Monday, October 7, 2013

NSA leaks: TOR and what to do about it

The National Security Agency (NSA) has been trying to break an encryption system called The Onion Ring (TOR). This information was contained in top secret documents made public by Edward Snowden. The Guardian has  breathlessly published this information, although it is difficult to see why this should be big news.

TOR is a cheap way for Internet users to communicate with each other anonymously. The US Government has developed TOR as a means for dissidents in countries with repressive regimes to communicate with each other and the outside world, or for spies to send reports back to their agencies without leaving a computer trail. TOR works like a chain letter. It takes an email you write and removes your return address from it. TOR uses its own servers and removes the return addresses of all of them before it delivers your message.

NSC has been attacking TOR, and the tin-hat brigade seems to have its hair on fire over this. The constitutional absolutists consider NSC's action an attack on free speech. The paranoid right and the paranoid left are united on this issue. TOR is a good thing. NSC should not mess in where it doesn't belong.

The problem with that logic, if it is logic, is that NSC's job is to go after whatever tools or networks the spies and terrorists and criminals may be using. NSC may be overreaching in some areas, but this is not one of them. The libertarians consider this a first amendment issue, but the first amendment is yet another one of those ideas that was fine before people with bombs could kill thousands of innocent civilians, or child pornographers could encourage their minions with secret websites.

I don't approve of NSA collecting data on everyone in their search for terrorists. They can find smarter ways to reach their goals. But once they discover that a terrorist cell may be using an encryption tool, be it TOR or something more intricate and advanced, I want law enforcement to be able to break up that terrorist cell before it can work its evil in the world.
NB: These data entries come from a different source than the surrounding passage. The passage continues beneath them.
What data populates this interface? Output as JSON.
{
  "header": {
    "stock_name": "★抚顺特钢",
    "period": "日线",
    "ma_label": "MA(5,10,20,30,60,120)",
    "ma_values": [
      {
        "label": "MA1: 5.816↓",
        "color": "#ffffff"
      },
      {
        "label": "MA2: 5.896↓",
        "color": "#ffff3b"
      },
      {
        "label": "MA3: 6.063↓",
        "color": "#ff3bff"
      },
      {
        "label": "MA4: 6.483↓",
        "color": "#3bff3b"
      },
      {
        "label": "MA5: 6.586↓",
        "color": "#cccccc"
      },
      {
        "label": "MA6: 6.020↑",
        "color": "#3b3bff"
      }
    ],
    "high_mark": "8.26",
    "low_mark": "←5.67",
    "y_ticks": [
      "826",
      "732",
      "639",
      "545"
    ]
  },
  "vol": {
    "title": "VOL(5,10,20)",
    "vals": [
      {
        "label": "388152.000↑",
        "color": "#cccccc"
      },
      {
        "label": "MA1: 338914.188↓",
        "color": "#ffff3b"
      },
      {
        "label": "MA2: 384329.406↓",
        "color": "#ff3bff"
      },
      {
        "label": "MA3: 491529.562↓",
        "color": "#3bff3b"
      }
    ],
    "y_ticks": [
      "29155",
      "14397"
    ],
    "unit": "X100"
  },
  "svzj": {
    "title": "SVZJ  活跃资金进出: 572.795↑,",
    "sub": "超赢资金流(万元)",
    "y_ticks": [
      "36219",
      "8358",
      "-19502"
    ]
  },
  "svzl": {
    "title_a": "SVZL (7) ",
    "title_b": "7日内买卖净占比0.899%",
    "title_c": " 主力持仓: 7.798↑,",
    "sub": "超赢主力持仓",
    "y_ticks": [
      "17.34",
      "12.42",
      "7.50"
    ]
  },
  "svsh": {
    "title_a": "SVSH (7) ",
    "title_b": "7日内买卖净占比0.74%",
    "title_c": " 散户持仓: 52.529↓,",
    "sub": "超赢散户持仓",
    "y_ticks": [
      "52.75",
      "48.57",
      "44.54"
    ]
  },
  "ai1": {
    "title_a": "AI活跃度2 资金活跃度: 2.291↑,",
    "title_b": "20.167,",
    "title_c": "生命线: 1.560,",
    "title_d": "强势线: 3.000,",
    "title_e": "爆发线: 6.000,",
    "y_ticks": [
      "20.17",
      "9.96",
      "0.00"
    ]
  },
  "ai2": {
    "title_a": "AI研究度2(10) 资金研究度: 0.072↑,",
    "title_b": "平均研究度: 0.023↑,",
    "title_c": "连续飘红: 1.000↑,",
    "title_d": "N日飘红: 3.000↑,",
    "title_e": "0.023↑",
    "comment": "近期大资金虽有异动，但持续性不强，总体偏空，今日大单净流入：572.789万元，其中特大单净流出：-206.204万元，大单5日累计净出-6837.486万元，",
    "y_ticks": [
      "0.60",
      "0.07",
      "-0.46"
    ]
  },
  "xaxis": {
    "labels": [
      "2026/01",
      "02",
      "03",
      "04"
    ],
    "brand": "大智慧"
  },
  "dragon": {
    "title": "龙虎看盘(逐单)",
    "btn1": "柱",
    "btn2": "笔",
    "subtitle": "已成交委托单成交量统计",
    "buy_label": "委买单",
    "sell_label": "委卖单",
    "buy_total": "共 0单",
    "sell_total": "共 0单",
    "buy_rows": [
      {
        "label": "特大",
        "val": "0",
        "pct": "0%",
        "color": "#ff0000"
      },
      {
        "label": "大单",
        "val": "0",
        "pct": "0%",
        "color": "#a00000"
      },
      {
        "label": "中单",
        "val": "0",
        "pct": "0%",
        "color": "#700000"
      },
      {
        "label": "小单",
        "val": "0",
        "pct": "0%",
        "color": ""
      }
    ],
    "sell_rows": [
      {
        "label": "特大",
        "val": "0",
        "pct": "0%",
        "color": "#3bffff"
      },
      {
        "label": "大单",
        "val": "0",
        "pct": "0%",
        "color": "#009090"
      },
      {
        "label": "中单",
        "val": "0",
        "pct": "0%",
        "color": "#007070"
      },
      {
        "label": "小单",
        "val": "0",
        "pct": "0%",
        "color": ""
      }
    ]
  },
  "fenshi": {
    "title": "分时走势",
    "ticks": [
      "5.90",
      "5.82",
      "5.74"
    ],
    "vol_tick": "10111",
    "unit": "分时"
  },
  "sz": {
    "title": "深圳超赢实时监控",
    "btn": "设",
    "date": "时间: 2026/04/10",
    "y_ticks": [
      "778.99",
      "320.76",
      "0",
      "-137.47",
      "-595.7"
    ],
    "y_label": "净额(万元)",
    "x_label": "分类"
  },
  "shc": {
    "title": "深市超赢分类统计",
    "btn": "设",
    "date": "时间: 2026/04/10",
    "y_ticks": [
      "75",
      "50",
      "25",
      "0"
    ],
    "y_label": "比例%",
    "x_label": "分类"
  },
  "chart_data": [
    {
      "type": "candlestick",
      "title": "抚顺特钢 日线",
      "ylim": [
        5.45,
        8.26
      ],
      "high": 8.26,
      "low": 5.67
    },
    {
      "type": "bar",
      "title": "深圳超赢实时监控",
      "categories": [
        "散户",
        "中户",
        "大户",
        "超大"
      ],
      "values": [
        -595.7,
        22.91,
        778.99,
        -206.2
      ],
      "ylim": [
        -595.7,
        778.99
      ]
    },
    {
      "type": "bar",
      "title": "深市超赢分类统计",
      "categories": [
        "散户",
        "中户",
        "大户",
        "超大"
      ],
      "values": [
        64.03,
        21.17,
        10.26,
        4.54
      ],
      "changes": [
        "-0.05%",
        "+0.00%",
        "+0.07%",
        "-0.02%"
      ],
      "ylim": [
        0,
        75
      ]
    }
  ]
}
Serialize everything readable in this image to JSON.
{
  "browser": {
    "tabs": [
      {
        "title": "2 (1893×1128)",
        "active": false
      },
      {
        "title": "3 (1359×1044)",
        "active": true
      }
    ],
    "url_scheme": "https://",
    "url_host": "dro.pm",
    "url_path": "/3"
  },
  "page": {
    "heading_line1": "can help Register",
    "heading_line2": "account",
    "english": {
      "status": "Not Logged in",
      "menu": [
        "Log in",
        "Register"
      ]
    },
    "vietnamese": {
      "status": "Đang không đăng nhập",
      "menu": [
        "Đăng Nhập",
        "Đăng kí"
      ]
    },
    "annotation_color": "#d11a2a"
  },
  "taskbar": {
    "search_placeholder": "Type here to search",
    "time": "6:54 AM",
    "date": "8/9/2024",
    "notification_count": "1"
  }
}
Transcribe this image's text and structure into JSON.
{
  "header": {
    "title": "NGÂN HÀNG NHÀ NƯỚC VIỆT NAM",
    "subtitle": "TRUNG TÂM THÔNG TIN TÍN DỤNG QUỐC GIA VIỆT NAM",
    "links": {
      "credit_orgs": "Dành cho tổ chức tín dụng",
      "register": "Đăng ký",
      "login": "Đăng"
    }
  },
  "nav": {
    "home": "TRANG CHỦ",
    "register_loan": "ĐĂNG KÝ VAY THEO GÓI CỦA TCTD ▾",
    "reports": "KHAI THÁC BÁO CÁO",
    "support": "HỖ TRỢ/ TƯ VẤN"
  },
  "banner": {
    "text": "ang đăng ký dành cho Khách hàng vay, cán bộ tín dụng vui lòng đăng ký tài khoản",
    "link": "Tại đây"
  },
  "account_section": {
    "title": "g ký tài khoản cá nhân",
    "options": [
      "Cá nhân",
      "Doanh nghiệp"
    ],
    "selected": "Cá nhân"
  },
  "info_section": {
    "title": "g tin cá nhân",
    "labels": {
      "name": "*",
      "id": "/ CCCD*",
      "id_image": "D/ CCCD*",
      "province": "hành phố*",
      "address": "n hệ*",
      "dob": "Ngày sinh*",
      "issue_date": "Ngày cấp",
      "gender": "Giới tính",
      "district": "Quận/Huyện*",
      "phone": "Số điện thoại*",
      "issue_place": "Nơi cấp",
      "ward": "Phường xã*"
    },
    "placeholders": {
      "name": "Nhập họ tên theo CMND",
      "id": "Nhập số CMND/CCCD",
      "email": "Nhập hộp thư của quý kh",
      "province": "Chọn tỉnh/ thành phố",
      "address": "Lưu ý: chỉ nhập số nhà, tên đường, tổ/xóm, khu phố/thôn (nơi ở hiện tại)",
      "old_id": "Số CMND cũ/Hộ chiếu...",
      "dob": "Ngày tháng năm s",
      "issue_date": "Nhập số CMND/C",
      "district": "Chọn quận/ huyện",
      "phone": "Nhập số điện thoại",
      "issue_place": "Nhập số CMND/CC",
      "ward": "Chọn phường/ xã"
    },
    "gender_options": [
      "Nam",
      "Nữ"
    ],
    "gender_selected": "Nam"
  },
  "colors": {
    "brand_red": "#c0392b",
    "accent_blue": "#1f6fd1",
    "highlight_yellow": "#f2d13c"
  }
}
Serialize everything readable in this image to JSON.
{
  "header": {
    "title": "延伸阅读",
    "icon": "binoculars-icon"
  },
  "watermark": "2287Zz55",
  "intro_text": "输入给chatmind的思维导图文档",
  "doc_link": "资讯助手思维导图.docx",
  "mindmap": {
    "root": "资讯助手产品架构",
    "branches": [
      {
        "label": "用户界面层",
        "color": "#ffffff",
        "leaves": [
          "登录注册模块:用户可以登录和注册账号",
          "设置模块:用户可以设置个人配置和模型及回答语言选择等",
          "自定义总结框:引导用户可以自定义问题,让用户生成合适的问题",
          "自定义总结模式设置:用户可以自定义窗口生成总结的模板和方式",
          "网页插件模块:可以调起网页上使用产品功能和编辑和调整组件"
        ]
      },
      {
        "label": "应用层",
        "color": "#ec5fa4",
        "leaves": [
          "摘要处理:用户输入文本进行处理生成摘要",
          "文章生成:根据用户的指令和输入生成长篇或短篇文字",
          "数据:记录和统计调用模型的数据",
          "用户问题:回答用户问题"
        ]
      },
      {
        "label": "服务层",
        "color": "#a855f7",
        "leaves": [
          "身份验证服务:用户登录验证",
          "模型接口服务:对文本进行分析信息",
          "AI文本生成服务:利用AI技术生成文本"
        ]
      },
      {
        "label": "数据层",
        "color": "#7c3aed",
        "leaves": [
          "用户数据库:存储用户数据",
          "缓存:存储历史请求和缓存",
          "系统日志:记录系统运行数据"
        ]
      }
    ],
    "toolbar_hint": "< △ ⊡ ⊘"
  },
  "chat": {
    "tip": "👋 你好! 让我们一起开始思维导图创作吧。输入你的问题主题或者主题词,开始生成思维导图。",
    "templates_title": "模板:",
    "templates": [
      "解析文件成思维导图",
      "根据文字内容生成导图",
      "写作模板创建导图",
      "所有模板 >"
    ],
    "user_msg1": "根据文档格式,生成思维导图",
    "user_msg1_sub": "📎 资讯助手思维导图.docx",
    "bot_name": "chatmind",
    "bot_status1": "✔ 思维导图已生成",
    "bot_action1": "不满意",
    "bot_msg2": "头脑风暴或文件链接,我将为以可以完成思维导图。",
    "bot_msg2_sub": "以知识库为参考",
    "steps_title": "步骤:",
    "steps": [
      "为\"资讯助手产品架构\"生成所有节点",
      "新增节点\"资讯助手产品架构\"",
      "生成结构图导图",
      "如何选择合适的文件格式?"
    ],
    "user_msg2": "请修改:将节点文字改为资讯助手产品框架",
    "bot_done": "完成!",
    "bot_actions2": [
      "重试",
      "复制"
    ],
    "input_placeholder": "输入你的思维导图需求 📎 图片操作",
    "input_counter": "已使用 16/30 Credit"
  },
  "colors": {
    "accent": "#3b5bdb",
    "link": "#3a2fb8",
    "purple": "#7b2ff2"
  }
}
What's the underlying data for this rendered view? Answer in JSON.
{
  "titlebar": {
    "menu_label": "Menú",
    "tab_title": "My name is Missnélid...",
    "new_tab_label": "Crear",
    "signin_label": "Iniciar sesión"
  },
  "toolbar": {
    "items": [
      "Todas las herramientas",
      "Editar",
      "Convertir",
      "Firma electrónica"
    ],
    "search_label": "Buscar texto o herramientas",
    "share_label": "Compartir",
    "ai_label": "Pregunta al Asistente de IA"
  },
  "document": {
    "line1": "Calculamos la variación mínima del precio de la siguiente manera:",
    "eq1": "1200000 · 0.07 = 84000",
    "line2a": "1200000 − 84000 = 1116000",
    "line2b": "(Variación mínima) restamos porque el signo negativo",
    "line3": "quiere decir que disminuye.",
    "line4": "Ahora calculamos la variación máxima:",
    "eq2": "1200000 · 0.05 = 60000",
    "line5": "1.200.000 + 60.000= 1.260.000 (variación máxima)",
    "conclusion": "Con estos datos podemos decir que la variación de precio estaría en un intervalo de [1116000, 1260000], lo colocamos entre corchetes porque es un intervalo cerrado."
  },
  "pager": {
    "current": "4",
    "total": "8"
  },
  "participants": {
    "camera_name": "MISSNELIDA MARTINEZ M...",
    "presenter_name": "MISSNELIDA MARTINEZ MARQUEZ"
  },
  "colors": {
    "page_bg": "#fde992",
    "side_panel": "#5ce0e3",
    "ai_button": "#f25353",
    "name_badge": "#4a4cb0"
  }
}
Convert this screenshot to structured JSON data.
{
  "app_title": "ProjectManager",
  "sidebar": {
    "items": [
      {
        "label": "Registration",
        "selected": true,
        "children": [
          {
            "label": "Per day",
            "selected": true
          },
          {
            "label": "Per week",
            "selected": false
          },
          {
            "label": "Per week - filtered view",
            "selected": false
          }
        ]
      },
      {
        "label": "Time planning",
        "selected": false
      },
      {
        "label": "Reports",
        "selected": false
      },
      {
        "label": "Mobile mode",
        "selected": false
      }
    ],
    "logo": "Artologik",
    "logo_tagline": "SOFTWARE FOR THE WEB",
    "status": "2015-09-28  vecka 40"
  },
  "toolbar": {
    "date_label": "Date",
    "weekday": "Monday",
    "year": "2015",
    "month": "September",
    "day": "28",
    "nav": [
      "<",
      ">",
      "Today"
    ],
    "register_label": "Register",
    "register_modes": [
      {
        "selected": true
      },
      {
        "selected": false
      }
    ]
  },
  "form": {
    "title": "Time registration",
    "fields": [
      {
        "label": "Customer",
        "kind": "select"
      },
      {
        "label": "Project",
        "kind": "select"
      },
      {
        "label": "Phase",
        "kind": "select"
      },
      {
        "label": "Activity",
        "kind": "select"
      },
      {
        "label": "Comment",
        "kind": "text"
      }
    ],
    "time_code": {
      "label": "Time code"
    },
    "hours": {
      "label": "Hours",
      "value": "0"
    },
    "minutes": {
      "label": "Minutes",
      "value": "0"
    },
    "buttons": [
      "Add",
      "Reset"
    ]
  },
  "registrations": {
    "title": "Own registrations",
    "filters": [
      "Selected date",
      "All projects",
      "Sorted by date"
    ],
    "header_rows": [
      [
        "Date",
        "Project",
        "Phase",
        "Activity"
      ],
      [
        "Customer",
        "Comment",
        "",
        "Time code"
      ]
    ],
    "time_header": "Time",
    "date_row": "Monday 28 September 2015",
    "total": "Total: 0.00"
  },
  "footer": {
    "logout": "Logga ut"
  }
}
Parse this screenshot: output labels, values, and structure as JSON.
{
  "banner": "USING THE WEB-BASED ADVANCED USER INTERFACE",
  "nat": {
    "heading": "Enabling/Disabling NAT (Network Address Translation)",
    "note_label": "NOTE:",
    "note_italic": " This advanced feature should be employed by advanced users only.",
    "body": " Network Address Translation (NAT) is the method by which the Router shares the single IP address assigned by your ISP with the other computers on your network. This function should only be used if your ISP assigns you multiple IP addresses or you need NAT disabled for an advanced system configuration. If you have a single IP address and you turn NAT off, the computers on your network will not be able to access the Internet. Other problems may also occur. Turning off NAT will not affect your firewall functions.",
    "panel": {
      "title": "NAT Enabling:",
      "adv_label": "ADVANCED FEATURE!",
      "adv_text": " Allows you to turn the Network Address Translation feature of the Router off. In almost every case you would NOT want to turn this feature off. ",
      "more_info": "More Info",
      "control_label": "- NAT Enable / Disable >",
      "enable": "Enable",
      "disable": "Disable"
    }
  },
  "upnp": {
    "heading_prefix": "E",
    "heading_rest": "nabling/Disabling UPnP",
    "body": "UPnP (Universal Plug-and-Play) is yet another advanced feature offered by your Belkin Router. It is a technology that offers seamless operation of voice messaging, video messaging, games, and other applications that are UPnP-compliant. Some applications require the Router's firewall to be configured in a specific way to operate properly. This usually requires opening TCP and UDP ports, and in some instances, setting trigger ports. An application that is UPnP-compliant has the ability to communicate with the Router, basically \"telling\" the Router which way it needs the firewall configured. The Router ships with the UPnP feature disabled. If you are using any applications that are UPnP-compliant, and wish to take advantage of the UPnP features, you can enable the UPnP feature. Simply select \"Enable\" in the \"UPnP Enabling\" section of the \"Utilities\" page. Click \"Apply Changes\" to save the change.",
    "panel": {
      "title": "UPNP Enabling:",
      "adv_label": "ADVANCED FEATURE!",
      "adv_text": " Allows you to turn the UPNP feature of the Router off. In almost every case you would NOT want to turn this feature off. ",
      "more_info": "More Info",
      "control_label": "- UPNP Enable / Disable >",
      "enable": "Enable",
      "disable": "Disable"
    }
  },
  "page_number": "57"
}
In 2011, the hacker group Anonymous attacked and brought down a TOR site that distributed child pornography. I applaud the motives of Anonymous, but their actions frequently display the worst traits of vigilantism. They target suspects and attack them without giving them a fair hearing. I don't want to read that Anonymous took down a child porn site. I would like some quasi-government entity, perhaps an NGO, to do that.

We need to have a reasonable discussion about what we can do, acting together, to protect ourselves from those who would abuse modern technology. Having automatic reactions against NSC, or anyone else, is not helping us reach that goal.